If, despite the high CD4 cell count, HIV-1 was contributing to high CD4 lymphocyte turnover, treatment of HIV-1 with cART might be expected to further increase the CD4 cell count, unmasking the true degree of HTLV-1 related CD4 T lymphocyte proliferation. Data from Beilke et al[12] suggest that where individuals with HIV/HTLV-1 coinfection have high HTLV-1 VL, cART has limited efficacy in controlling HTLV-1 viremia. However, in this subject cART, which was HIV-1 specific, was associated with normalization of CD4+ counts and a significant decrease in the proportion of PBMCs infected with HTLV-1. Whilst zidovudine with lamivudine has not impacted on HTLV-1 VL in patients with HAM,[13] zidovudine in combination with interferon-α2a has improved the outcome in ATLL.[14] Raltegravir has been shown to prevent HTLV-1 infection in vitro.[15] In baboons infected with simian (S) TLV-1, treatment with sodium valproate, combined with zidovudine, resulted in significant, sustained reduction in STLV-1 VL.[16] Raltegravir may be a suitable alternative, since the role of ART combined with histone deacetylase inhibition is to prevent an initial increase in HTLV-1 viral replication associated with increased HTLV-1 transcription. The anti-HTLV-1 efficacy of zidovudine, raltegravir, and histone deacetylase inhibitors requires further clinical evaluation and may only impact on continuing infectious spread.[13-16] The normalization of the CD4+ cell count, with a paradoxical decrease in CD4+ count during HIV-specific cART, suggested proliferation of HTLV-1-infected CD4 T-cells driven by HIV-related immune activation; this interpretation was supported by the observation of polyclonal HTLV-1 integration at both time points.

In conclusion, we present a case of pseudo-ATLL in a HIV-1 infected individual whose high CD4 counts were deceptive as he was significantly immunosuppressed.
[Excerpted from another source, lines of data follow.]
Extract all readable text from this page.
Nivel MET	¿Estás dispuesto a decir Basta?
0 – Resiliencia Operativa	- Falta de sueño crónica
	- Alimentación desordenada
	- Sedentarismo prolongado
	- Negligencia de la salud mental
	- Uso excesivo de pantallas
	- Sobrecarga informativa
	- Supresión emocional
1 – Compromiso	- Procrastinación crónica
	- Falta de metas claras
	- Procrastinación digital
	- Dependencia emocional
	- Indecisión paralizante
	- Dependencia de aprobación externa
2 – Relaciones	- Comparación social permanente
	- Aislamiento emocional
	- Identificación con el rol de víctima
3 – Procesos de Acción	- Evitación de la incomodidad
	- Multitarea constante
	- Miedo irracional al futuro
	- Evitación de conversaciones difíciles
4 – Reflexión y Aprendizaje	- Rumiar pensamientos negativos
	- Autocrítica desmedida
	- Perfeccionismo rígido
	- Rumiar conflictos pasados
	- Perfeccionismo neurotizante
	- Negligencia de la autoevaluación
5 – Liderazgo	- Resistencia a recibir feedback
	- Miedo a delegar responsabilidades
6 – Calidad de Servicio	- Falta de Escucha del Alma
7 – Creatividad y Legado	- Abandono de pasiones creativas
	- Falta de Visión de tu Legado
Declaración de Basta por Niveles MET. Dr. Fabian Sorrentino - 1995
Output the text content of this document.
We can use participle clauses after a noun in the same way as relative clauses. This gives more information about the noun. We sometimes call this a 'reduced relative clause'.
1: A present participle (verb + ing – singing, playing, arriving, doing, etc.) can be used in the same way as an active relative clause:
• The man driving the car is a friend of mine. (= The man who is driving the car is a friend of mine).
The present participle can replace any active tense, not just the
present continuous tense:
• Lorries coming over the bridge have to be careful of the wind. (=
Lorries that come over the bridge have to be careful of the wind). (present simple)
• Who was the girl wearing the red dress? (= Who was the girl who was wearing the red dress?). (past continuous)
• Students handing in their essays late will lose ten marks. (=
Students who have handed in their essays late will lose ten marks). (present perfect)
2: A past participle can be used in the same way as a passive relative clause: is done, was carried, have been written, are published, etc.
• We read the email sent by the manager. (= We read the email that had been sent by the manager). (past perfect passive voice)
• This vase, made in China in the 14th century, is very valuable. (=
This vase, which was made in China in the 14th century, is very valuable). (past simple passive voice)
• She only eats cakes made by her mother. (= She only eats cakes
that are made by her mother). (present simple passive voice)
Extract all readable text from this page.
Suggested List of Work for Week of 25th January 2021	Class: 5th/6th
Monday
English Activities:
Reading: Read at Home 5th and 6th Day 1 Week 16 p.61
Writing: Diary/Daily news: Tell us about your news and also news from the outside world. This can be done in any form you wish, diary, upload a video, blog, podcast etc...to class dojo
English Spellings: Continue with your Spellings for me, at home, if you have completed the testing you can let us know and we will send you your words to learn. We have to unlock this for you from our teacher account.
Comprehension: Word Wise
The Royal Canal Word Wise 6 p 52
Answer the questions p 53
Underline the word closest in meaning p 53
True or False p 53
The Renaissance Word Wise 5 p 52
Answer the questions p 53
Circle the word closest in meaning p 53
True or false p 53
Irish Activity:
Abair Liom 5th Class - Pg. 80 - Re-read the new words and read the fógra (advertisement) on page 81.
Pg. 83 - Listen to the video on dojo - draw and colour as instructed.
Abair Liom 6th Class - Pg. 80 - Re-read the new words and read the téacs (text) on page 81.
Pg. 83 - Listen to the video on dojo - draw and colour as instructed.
His high CD4 count and ethnic origin prompted screening for HTLV-1 coinfection. Paradoxically, there was a significant improvement of CD4 lymphocytosis and HTLV-1 VL post commencement of HIV-1 specific cART. We postulate that mutually beneficial interplay between HIV-1 and HTLV-1 maintained high loads of each virus, and proliferation of poorly functional CD4+ cells despite chronic infection. We suggest that the likely mechanism was immune activation of T-cells, which was attenuated by HIV-1 virological control with cART.